24.11.2009

Russland: Priestermord in der Kirche hat Folgen

Islamkritischer russischer Priester beigesetzt - Prämie auf den Kopf des Täters Von Christian Esch

Russland: Priestermord in der Kirche hat Folgen

Islamkritischer russischer Priester beigesetzt - Prämie auf den Kopf des Täters

Von Christian Esch

 

MOSKAU - Frankfurter Rundschau, 24.11.2009 S.6 -  Die russisch-orthodoxe Kirche hat einen neuen Märtyrer - jedenfalls in den Augen vieler ihrer Gläubigen. Am Montag lag in der kleinen Peter- und Pauls-Kirche von Jasenewo, am Stadtrand Moskaus, der Priester Daniil Sysojew aufgebahrt. Im Beisein von Fernsehkameras und von Patriarch Kirill höchstpersönlich nahm die Kirche von ihm Abschied. Der Trauergottesdienstwurde über eine Großleinwand zu den Gläubigen vor der Kirche übertragen. Der 37-jährige Priester war bekannt als scharfer Kritiker des Islam bekannt.

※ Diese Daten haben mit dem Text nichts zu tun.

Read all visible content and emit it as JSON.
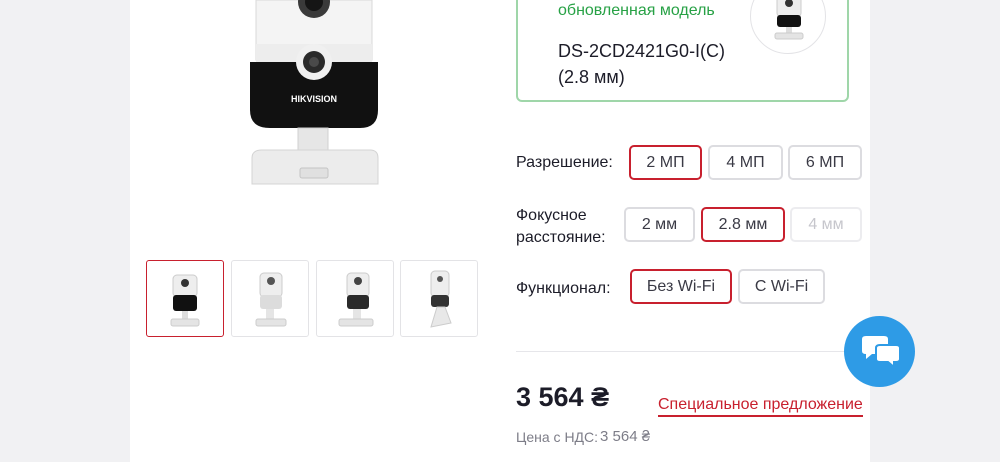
{
  "product": {
    "image_alt": "HIKVISION",
    "thumbnails": [
      {
        "label": "thumbnail-1",
        "active": true
      },
      {
        "label": "thumbnail-2",
        "active": false
      },
      {
        "label": "thumbnail-3",
        "active": false
      },
      {
        "label": "thumbnail-4",
        "active": false
      }
    ]
  },
  "updated_model": {
    "note": "обновленная модель",
    "name": "DS-2CD2421G0-I(C) (2.8 мм)"
  },
  "options": {
    "resolution": {
      "label": "Разрешение:",
      "values": [
        "2 МП",
        "4 МП",
        "6 МП"
      ],
      "selected": "2 МП"
    },
    "focal": {
      "label": "Фокусное расстояние:",
      "values": [
        "2 мм",
        "2.8 мм",
        "4 мм"
      ],
      "selected": "2.8 мм",
      "disabled": [
        "4 мм"
      ]
    },
    "functional": {
      "label": "Функционал:",
      "values": [
        "Без Wi-Fi",
        "С Wi-Fi"
      ],
      "selected": "Без Wi-Fi"
    }
  },
  "price": {
    "value": "3 564 ₴",
    "special_offer": "Специальное предложение",
    "vat_label": "Цена с НДС:",
    "vat_value": "3 564 ₴"
  },
  "chat": {
    "icon": "chat-bubbles-icon"
  },
  "colors": {
    "accent": "#c8202e",
    "green": "#27a145",
    "chat": "#2e9be6"
  }
}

Sysojew war am Donnerstagabend in der Apostel-Thomas-Kirche, einer kleinen Holzkirche in einem Neubauviertel, erschossen worden. Ein maskierter Mann stürmte damals mit dem Ruf "Wo ist Sysojew?" in den Gottesdienst, schoss auf den Priester und einen Messdiener. Wie sich herausstellte, hatte Sysojew mehrere Motddrohungen erhalten und sich deshalb an den Geheimdienst FSB gewandt.

Sysojew war als Missionar und als passionierter Blogger über die Grenzen seiner Gemeinde hinaus bekannt. Er hatte insbesondere unter Muslimen missioniert und damit den Unmut islamischer Glaubensgemeinschaften hervorgerufen. In Moskau leben seit dem Wirtschaftsboom des letzten Jahrzehntes viele Muslime aus den ehemaligen Sowjetrepubliken Zentralasiens. Vor allem aber gibt es unter russischen Staatsbürgern traditionell Muslime, vor allem in Tatarstan und im Kaukasus. Den Frieden zwischen den Religionsgruppen zu wahren, gilt deshalb als wichtige Aufgabe des Staates. Mit ihr wird ein scharfes Gesetz gegen "extremistische" Äußerun" gen gerechtfertigt.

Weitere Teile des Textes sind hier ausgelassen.